Avrei detto ai miei che avevo vinto al totocalcio o qualsiasi altra cosa. Chissà quanto c'era esattamente in quello zaino. Non mi importava di niente, se non di quei soldi. Volevo toccarli, affondarci le mani dentro. Ero un normale ragazzo di ventidue anni.

 

Andammo a casa di Francesco e lì dividemmo. Erano novanta milioni. Novanta mazzette di banconote da centomila lire. Novanta incredibili mazzetti di banconote.

Francesco tirò fuori la sua parte, la mise via, mi consegnò lo zaino con i miei soldi.

«Non depositarli in banca, ovviamente» disse Francesco.

«E cosa ne facciamo?» domandai, sperando che proponesse qualche altra attività per far fruttare quel denaro.

«Quello che ci pare, ma senza dare nell'occhio e senza lasciare tracce visibili. Se vuoi mettere in banca, faccio per dire, due milioni, fallo pure. Se fra due mesi vuoi metterne degli altri – come quelli delle carte – non c'è problema. Non devi versare venticinque milioni in una sola botta perché un giorno qualcuno potrebbe chiederti di spiegare da dove vengono.»

Questo fu un pensiero molesto e lo scacciai subito. Presi lo zainetto, lo chiusi accuratamente, infilai le braccia nelle due tracolle, ma in modo inverso rispetto a quello tradizionale. Lo misi davanti come un marsupio, pensando che così sarebbe stato più facile sventare un tentativo di furto. Salutai Francesco che non mi rispose, e me ne andai. Per strada, le mani poggiate sulla stoffa grezza, un po' camminavo, un po' correvo.

A casa, come avevo sperato, non c'era nessuno. Dopo averli toccati a lungo, dopo averli anche annusati, nascosi i soldi nello scatolone dove conservavo i vecchi fumetti di Tex e dell'Uomo Ragno. Fu strano vedere tutti quei soldi in mezzo ai miei giornalini da bambino. Mazzette di banconote mescolate ad anni di fantasie perdute. Mazzette di banconote mescolate ai relitti consumati della mia infanzia.

Mi fece un po' senso, dopo un poco, quell'immagine. E dovetti distogliere lo sguardo, fare altro.

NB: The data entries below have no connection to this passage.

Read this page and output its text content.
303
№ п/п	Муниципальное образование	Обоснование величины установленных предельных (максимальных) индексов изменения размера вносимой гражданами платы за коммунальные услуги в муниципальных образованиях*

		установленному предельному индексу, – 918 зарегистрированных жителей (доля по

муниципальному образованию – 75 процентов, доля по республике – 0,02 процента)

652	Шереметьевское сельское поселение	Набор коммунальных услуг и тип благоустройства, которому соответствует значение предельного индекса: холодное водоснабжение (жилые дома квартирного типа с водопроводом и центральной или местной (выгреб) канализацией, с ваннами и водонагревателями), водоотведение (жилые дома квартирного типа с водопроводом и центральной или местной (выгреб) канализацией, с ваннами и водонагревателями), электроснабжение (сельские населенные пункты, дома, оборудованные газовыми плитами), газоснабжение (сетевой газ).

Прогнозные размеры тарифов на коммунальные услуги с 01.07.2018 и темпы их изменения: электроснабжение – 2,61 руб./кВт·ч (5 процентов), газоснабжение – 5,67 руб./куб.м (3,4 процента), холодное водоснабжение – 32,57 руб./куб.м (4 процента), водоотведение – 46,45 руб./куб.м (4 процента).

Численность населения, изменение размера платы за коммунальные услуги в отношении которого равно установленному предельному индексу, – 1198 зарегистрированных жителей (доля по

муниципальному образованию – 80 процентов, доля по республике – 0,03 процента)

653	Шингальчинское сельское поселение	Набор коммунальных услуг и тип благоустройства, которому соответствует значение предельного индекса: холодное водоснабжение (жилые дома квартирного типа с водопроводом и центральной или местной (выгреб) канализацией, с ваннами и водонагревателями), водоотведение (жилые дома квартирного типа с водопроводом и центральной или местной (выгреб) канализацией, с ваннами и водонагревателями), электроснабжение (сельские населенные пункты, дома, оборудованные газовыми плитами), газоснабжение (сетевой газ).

Misi nel radiolone la mia cassetta preferita, feci scorrere il nastro fino a quando, dopo qualche tentativo, arrivai a Born to run. Schiacciai il tasto play e mi distesi sul letto proprio mentre partiva il ruggito della batteria.

Le autostrade sono intasate da eroi distrutti alla guida della loro ultima possibilità

Sono tutti in fuga stanotte ma non è rimasto nessun posto dove nascondersi.